Même si une vidéo montre apparemment Trump se tournant pour saluer la présidente de la Commission européenne, Ursula von der Leyen, à l’approche de Zelensky, il existe peu de preuves suggérant qu’il l’a délibérément ignoré.
Les deux hommes se sont rencontrés au moins une fois en marge du sommet de cette semaine, Trump l’ayant qualifié de « bonne réunion » et appelant la Russie à parvenir à un accord avec l’Ukraine pour mettre fin à son invasion du pays.
Par ailleurs, Zelensky a déclaré qu’il avait évoqué la possibilité de construire des intercepteurs pour les systèmes de missiles anti-balistiques Patriot en Ukraine lors de discussions avec Trump.
Une autre affirmation circulant en ligne affirme que le président français Emmanuel Macron a déclaré que “ce ne sont pas les Américains ou Trump qui décident de l’avenir de la France, ni le droit français ou européen”. C’est quelque peu vrai, mais cela éloigne le contexte de la déclaration.
Macron a accordé une interview à TF1 lors du sommet du G7 et le média français lui a demandé s’il céderait aux demandes de Trump de supprimer une taxe sur les services numériques pour les géants mondiaux de la technologie. le président des États-Unis sinon il avait menacé de tarifs douaniers à 100 % sur le vin et le champagne français.
Les taxes sur les services numériques sont des prélèvements provisoires qui s’appliquent aux grandes entreprises technologiques multinationales telles que Google et Meta qui génèrent des revenus grâce aux services numériques dans les pays où elles n’ont pas de présence physique. Certains pays européens ont introduit de telles mesures, et les taux et règles exacts varient selon les pays.
Par exemple, la France applique une taxe de 3 % sur les interfaces numériques, la publicité en ligne et les données des utilisateurs, ainsi qu’une taxe de 1,2 % sur les services de streaming. Pendant ce temps, l’Autriche impose une taxe de 5 % sur les revenus publicitaires en ligne, et la Hongrie applique le taux le plus élevé d’Europe, soit 7,5 % sur la publicité numérique.

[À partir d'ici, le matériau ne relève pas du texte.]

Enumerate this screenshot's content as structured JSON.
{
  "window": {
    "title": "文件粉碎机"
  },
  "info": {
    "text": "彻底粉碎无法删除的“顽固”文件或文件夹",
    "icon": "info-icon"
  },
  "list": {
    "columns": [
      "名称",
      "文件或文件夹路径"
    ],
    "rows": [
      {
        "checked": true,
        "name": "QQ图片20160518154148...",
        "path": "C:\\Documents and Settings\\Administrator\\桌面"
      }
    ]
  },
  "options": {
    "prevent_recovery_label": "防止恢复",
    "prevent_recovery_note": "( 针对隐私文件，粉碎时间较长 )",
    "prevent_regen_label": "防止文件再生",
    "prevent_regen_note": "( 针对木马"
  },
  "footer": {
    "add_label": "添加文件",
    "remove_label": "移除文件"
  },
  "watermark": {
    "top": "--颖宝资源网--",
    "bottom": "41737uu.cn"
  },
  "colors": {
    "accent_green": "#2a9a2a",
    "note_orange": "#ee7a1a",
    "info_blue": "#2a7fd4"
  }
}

Les autres pays appliquant des taxes similaires sur les services numériques sont l’Italie, la Pologne, le Portugal, l’Espagne et le Royaume-Uni.
Dans l’interview de TF1, Macron a déclaré qu’il ne céderait pas aux menaces de Trump car “ça n’a pas fonctionné comme ça”. Il a expliqué que la taxe numérique est une loi décidée et mise en œuvre par plusieurs pays européens.
En fait, il a déclaré que les États-Unis ne décident pas du droit français ou européen, mais il n’a pas spécifiquement mentionné Trump.
“C’est normal et cela ne se passera pas différemment tant que je serai ici”, a déclaré Macron. “Nous aurons donc une discussion respectueuse mais ferme.”